For a few minutes, they didn’t say anything. Their teas were refilled, and Grandma asked for some hot tea as well. Taylor didn’t drink tea in any form, but she did have a refill of her water. Afterwhat seemed like to her a very long time, she turned to look at her.

“You remember that young man that you told me about when you were in high school? Did you know that he went on to get his law degree?” Taylor asked her if she meant Hudson Tucker. “Yes, that’s him. He married a lovely woman, and she’s an attorney too. I’ve contacted him for some changes in my will. Actually, it’s a big undertaking, and I’m not looking forward to it. I’ve not done a revision to it since my grandson passed. I need to update a few things.”

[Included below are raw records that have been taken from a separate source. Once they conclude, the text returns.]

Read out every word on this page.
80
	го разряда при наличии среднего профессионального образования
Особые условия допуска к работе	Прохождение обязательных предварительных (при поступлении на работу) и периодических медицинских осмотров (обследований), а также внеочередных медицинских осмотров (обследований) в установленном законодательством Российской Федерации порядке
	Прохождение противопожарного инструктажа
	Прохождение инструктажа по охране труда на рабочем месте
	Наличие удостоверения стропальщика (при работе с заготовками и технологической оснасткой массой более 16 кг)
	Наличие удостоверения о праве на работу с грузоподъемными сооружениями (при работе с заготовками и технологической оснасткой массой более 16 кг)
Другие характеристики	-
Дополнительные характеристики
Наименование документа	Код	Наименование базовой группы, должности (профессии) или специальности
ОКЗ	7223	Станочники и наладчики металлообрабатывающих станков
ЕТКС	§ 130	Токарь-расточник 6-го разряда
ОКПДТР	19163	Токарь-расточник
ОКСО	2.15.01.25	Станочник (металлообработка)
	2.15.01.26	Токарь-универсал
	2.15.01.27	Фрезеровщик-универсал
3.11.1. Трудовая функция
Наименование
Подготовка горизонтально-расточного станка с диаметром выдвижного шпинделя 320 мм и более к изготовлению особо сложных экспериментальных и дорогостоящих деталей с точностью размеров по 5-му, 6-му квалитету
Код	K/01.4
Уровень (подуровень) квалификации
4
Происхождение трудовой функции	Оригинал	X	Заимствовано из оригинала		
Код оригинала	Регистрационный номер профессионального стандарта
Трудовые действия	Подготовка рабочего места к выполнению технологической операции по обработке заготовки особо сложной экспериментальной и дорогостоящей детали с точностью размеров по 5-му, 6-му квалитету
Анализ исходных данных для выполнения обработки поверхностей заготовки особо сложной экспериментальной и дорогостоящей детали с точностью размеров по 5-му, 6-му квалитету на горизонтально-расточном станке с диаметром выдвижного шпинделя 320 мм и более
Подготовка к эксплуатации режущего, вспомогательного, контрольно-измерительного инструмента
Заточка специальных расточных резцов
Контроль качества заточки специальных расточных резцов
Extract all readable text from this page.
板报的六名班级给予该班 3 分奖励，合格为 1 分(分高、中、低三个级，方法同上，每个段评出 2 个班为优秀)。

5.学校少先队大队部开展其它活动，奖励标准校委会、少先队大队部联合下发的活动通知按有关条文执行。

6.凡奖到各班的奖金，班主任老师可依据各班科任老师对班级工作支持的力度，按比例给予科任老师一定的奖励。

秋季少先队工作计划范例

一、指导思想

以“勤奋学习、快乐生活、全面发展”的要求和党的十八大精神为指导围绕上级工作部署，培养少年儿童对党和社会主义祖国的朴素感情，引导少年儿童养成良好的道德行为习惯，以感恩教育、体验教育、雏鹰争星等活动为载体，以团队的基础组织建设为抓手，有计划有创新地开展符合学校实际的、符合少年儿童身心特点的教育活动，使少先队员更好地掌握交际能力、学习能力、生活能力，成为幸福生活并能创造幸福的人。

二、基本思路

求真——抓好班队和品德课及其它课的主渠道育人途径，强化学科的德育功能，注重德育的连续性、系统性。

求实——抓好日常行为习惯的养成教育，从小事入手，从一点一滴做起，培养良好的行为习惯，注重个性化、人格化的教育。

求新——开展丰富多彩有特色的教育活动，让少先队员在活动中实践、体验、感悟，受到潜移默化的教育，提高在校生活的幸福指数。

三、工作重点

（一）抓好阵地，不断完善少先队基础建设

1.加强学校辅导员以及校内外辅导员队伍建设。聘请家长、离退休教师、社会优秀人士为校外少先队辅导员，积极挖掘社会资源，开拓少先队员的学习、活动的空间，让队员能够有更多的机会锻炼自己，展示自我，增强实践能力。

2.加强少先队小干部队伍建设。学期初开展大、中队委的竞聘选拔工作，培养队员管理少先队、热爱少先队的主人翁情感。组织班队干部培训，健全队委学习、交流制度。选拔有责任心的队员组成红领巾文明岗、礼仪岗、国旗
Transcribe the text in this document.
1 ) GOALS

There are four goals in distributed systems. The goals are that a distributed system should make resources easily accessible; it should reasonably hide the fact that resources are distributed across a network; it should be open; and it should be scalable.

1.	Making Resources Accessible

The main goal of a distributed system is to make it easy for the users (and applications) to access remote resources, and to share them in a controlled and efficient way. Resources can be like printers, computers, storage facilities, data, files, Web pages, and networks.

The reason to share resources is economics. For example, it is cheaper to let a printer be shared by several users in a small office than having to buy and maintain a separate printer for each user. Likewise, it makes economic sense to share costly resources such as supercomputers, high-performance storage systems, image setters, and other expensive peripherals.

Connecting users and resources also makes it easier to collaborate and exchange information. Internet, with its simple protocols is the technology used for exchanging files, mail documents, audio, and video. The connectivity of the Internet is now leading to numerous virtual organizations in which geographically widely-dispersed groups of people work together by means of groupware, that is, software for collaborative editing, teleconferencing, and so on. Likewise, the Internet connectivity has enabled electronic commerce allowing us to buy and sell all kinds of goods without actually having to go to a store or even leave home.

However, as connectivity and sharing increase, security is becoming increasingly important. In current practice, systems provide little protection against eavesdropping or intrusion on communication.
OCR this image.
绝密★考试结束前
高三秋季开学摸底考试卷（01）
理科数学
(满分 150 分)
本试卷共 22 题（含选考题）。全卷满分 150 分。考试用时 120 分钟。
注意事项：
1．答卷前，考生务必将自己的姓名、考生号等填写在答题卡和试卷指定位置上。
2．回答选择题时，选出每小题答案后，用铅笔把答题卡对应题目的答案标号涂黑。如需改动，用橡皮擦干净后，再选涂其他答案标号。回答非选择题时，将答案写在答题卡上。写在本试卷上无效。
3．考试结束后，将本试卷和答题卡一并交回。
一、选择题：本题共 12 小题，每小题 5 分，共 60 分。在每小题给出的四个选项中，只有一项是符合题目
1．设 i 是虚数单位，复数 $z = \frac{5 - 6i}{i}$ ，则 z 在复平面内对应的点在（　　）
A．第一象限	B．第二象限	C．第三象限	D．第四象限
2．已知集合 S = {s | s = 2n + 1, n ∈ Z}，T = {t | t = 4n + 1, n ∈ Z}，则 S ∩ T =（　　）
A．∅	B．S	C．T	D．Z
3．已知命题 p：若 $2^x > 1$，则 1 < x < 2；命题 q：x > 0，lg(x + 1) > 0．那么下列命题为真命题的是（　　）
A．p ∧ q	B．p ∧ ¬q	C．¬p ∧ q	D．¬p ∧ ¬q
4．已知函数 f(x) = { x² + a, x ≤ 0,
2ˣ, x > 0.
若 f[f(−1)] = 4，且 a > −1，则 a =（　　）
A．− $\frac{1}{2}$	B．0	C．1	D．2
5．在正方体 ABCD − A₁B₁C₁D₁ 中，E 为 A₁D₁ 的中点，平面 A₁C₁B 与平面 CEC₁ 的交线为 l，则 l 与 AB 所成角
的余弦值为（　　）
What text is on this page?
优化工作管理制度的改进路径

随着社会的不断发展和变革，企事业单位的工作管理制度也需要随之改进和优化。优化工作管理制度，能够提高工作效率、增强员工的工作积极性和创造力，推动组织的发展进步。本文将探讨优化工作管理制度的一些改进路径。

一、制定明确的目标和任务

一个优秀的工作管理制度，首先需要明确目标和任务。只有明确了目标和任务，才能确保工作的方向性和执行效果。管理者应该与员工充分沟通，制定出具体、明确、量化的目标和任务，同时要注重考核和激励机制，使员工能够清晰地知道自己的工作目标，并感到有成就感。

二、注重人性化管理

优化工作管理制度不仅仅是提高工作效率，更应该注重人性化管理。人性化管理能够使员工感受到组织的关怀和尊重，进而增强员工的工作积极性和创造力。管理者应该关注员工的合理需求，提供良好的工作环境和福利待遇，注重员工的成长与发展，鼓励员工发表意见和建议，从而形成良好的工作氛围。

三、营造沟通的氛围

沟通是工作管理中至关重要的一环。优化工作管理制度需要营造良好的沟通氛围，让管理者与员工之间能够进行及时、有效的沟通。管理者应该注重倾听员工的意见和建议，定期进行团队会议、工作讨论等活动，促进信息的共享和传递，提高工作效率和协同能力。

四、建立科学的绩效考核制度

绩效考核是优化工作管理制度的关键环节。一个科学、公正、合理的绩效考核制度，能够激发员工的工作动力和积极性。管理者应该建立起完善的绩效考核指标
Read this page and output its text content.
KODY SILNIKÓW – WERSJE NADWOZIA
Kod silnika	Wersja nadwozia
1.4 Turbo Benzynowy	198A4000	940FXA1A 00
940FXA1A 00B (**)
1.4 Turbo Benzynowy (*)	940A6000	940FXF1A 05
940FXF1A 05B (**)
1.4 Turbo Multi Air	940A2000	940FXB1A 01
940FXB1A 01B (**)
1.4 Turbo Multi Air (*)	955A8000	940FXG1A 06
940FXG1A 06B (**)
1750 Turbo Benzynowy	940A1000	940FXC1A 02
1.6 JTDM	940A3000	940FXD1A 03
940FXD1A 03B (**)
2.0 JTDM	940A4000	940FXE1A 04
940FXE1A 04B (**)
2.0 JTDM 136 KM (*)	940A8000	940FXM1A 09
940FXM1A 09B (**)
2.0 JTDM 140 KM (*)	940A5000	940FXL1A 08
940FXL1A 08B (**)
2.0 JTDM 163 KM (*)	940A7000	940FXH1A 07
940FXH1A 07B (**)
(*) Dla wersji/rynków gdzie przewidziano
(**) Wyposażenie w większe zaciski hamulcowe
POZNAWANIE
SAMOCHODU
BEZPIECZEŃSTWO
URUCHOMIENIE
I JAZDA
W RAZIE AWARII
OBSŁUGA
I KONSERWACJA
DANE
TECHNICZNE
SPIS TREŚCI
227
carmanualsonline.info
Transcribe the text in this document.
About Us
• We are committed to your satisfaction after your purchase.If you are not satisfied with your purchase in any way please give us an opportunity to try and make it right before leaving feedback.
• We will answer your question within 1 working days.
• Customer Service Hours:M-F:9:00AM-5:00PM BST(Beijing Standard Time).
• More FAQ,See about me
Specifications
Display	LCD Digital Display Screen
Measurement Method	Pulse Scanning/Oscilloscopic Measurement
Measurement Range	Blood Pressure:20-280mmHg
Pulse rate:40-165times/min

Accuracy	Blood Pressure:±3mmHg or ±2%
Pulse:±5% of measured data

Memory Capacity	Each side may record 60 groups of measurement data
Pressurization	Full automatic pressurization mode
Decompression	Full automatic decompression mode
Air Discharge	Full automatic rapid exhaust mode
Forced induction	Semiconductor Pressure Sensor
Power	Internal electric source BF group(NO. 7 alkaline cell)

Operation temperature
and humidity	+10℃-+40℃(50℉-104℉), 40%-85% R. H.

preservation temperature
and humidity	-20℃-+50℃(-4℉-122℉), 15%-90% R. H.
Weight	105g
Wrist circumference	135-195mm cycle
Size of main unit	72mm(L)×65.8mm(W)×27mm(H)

“All right. Is there a reason for this to be done now?” She told her what she’d told her mother, that she was ninety-nine. “Grandma, I don’t know if you believe this or not, but you have a lot to live for. Also, you don’t act like anyone near your age but as if you were fifty years younger.”

“You don’t need to butter me up, child. I’m leaving everything to you.” She told her grandma no. “What do you mean, no? I can do what I want, and you’ll do what I tell you to. I’m leaving it to you so that you can make sure that my wishes are finished. There are a great many places that I’d like to make sure they get what they deserve.”